Al termine di questa breve esposizione, circa le possibilità terapeutiche farmacologiche e chirurgiche, si ritiene utile fornire un cenno su ulteriori possibili trattamenti, nonché sulle tecniche di riabilitazione e di prevenzione della malattia di Parkinson. Tra questi, troviamo:

  • altri trattamenti: è, tuttora, argomento di studio l’utilità della stimolazione magnetica transcranica sulla discinesia indotta dalla levodopa;
  • interventi dietetici: vari principi nutritivi, come la Mucuna Pruriens (che è un legume che cresce nei Paesi tropicali) e la Vicia Faba o Atremorine (fava comune) rappresentano fonti naturali di levodopa e sono stati proposti come possibili trattamenti. Alla luce di alcuni studi clinici, è stato dimostrato un possibile effetto protettivo del coenzima Q10 (a dosi da 300 mg/ dì fino a 2.400 mg/dì) sul sistema dopaminergico nigrostriatale, in pazienti con malattia di Parkinson allo stadio iniziale o di moderata gravità. Gli omega-3 sono acidi grassi essenziali, non sintetizzabili dall’organismo umano, ma essenziali per il metabolismo, la cui principale fonte è l’olio di pesce. Uno studio randomizzato ha evidenziato la possibile utilità ed efficacia degli omega 3 come trattamento o terapia coadiuvante nella depressione in corso di malattia di Parkinson;
  • trattamenti neuro protettivi: è stata posta sotto osservazione l’efficacia di alcuni composti chimici, come fattori neuro protettivi della malattia di Parkinson, tra questi la caffeina, che, ad un consumo medio quotidiano di 296 mg (una tazzina corrisponde a 50 mg), sembra associarsi ad una forma più lieve di malattia. L’utilizzo del tocoferolo, un componente biologicamente attivo della vitamina E, nel rallentare il declino funzionale o nel migliorare i tratti clinici della malattia di Parkinson, della vitamina D, di integratori, di composti vitaminici e di antiossidanti non hanno fornito secondo i dati della Letteratura prove tali da incoraggiare l’uso di tali prodotti nella terapia della fase iniziale o avanzata della malattia di Parkinson; 
  • riabilitazione: un esercizio fisico regolare, insieme a tecniche di rilassamento, svolti sotto la supervisione di personale esperto di fisioterapia, possono rivelarsi utili per diminuire l’eccessiva tensione muscolare e migliorare la mobilità, la flessibilità, la forza e la velocità di andatura.
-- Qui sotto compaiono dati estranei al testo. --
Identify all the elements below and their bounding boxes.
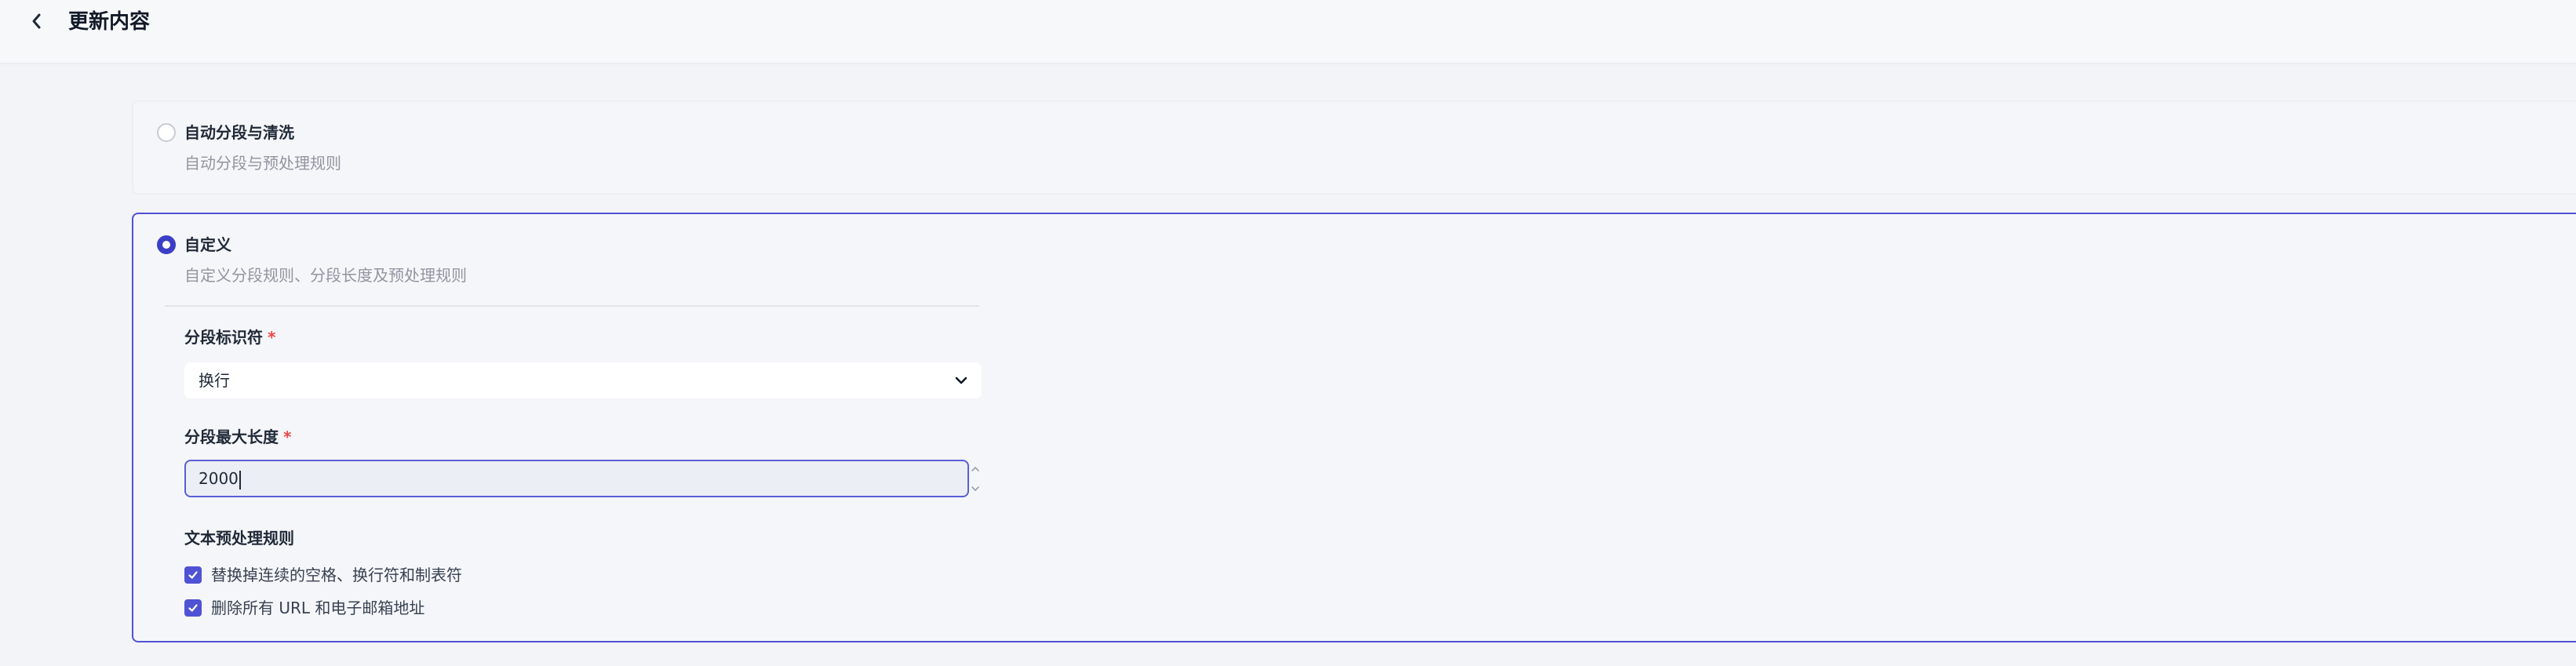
- rule-checkbox-whitespace[interactable]: [184, 566, 202, 584]
- preprocess-rule-row[interactable]: 删除所有 URL 和电子邮箱地址: [184, 596, 424, 620]
- chevron-down-icon: [971, 486, 979, 491]
- segment-identifier-value: 换行: [199, 371, 230, 390]
- segment-identifier-label: 分段标识符 *: [184, 326, 275, 349]
- chevron-up-icon: [971, 466, 979, 471]
- max-length-input[interactable]: 2000: [184, 460, 969, 497]
- max-length-value: 2000: [199, 469, 239, 488]
- page-header: 更新内容: [0, 0, 2576, 64]
- chevron-left-icon: [32, 13, 41, 29]
- option-title-custom: 自定义: [184, 235, 231, 254]
- radio-custom[interactable]: [157, 235, 176, 254]
- text-caret: [239, 470, 241, 489]
- section-divider: [165, 305, 979, 307]
- preprocess-rules-label: 文本预处理规则: [184, 529, 294, 548]
- option-card-custom[interactable]: 自定义 自定义分段规则、分段长度及预处理规则 分段标识符 * 换行 分段最大长度 *…: [132, 213, 2576, 642]
- rule-label-whitespace: 替换掉连续的空格、换行符和制表符: [211, 566, 462, 584]
- step-down-button[interactable]: [967, 479, 984, 498]
- segment-identifier-label-text: 分段标识符: [184, 328, 263, 347]
- required-mark: *: [283, 428, 292, 446]
- check-icon: [188, 571, 198, 579]
- max-length-label-text: 分段最大长度: [184, 428, 279, 446]
- segment-identifier-select[interactable]: 换行: [184, 362, 982, 399]
- back-button[interactable]: [24, 8, 50, 35]
- max-length-stepper[interactable]: [967, 459, 984, 498]
- page-title: 更新内容: [68, 10, 151, 34]
- check-icon: [188, 604, 198, 612]
- option-card-auto[interactable]: 自动分段与清洗 自动分段与预处理规则: [132, 100, 2576, 195]
- option-desc-custom: 自定义分段规则、分段长度及预处理规则: [184, 266, 467, 285]
- required-mark: *: [268, 328, 276, 347]
- rule-checkbox-remove-urls[interactable]: [184, 599, 202, 617]
- max-length-label: 分段最大长度 *: [184, 425, 291, 449]
- rule-label-remove-urls: 删除所有 URL 和电子邮箱地址: [211, 599, 425, 617]
- option-title-auto: 自动分段与清洗: [184, 123, 294, 142]
- chevron-down-icon: [955, 377, 967, 384]
- radio-auto[interactable]: [157, 123, 176, 142]
- preprocess-rule-row[interactable]: 替换掉连续的空格、换行符和制表符: [184, 563, 462, 587]
- option-desc-auto: 自动分段与预处理规则: [184, 154, 341, 173]
- step-up-button[interactable]: [967, 459, 984, 479]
Per esempio, la contrattura asimmetrica di alcuni muscoli, che modifica il baricentro dell'individuo, induce abbastanza spesso un atteggiamento posturale della colonna vertebrale, che è inclinata e tende a sbilanciare il soggetto. Viene anche denominato la sindrome di Pisa. La migliore terapia correttiva consiste nella fisioterapia in acqua, perché l’acqua rimuove il carico, permettendo di lavorare meglio sui muscoli coinvolti. Inoltre, a causa della postura flessa in avanti e delle disfunzioni respiratorie, presenti nella fase avanzata della malattia, trovano utile indicazione gli esercizi di respirazione profonda diaframmatica. La logopedia, infine, può migliorare i disturbi del linguaggio associati al morbo di Parkinson.